初期投資の巨大さ、複雑な法的手続き、介護職員の採用難が、開業時の主要な課題です。

加えて、介護保険制度の改定により、介護報酬が減額される可能性がある点もリスク要因です。

さらに、建設費が年々上昇する傾向にあり、事業計画時点から竣工までに数千万円のコスト増加が発生する可能性も想定しておく必要があります。

成功のための重要なポイント

介護付き有料老人ホーム開業を成功させるには、複数の重要なポイントがあります。

第1に、綿密な事業計画と資金計画が不可欠です。開業資金だけでなく、少なくとも6ヶ月分の運営資金を確保しておくことで、開業初期の赤字期間を乗り切ることができます。

第2に、自治体との密接な協議を通じて、法的要件を完璧に理解し、開業後の行政指導を回避することです。

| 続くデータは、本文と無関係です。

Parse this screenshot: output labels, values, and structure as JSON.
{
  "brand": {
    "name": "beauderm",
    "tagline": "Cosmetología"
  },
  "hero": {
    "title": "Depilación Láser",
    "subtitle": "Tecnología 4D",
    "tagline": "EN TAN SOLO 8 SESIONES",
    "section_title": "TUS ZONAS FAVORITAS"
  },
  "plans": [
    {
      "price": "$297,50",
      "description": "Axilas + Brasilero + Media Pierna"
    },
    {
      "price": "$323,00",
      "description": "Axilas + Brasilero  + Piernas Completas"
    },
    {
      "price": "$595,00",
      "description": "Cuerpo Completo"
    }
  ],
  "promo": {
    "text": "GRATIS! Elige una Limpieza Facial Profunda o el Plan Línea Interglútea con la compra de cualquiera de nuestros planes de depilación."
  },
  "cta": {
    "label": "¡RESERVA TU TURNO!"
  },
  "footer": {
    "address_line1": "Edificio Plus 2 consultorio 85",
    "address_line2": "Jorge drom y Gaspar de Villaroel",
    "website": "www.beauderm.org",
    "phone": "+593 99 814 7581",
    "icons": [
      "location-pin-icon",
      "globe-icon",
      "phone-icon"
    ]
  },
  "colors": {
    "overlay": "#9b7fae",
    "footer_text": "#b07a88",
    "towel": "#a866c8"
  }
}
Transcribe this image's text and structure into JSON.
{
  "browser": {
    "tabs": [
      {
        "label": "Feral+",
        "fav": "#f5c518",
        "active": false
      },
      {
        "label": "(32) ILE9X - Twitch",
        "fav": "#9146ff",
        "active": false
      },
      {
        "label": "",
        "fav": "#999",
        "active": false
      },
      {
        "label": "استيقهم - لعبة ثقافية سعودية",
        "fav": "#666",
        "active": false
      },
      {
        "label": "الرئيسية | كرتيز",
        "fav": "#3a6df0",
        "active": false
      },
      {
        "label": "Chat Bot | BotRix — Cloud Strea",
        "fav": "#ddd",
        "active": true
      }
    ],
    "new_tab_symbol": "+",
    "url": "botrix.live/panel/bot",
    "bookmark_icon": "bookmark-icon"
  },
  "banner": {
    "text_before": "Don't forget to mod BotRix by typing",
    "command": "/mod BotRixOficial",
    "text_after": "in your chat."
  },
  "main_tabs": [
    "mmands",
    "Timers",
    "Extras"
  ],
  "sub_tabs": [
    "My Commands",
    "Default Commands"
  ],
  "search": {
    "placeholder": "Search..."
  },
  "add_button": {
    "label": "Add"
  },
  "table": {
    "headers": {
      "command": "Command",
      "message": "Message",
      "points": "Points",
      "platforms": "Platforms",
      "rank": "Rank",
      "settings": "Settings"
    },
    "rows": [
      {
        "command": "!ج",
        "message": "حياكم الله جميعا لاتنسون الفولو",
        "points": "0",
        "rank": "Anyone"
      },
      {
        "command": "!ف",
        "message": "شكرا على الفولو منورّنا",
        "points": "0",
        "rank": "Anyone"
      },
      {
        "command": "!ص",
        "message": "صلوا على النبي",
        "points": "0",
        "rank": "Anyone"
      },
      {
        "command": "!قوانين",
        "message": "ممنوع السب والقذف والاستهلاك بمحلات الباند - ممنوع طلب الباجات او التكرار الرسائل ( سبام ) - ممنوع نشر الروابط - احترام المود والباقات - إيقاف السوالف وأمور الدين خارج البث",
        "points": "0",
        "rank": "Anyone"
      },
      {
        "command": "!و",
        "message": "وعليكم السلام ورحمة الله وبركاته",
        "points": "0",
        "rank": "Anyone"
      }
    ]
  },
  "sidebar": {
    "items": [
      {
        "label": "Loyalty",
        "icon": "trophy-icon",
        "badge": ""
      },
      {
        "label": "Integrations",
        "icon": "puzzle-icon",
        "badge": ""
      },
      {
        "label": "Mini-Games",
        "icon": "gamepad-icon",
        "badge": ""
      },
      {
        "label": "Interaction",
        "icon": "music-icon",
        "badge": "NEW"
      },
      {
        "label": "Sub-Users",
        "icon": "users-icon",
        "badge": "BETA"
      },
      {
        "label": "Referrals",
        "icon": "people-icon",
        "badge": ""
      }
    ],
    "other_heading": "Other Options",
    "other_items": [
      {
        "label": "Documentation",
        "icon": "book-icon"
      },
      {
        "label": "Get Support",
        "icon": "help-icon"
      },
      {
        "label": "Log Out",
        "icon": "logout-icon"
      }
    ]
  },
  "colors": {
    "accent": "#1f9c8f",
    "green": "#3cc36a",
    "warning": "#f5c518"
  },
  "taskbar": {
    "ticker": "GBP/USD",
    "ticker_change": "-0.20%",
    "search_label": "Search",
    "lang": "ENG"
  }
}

第3に、質の高い介護職員を確保し、入居者ニーズに合わせたサービス提供体制を整備することです。良質なサービスが口コミにより伝播し、安定した入居率につながります。

介護施設開業の検討段階から、これらの課題に対する総合的なサポートを受けることが重要です。

起業に必要な知識や実務スキルを体系的に学べる環境を活用することで、開業準備を効率的に進めることができます。

まとめ

介護付き有料老人ホーム開業は、高い社会的意義と事業性を兼ね備えた起業機会です。

しかし同時に、3~4億円の初期投資、複雑な法的手続き、人員確保の課題という、かなりの困難が伴う事業でもあります。

成功するためには、法的要件の正確な理解、段階的な手続きの遂行、十分な資金と人材の確保が必須です。

これからの人口減少・高齢化時代において、介護事業は社会に不可欠な事業です。

しかし、単に「需要がある」という理由だけでなく、自分たちが何を提供し、誰にサービスを届けたいのか、その本質を考え抜くことが、真の事業成功につながります。

介護施設開業を検討されている方は、本記事の内容を参考にしながら、並行して起業に必要な総合的な知識やスキルを習得するのがおすすめです。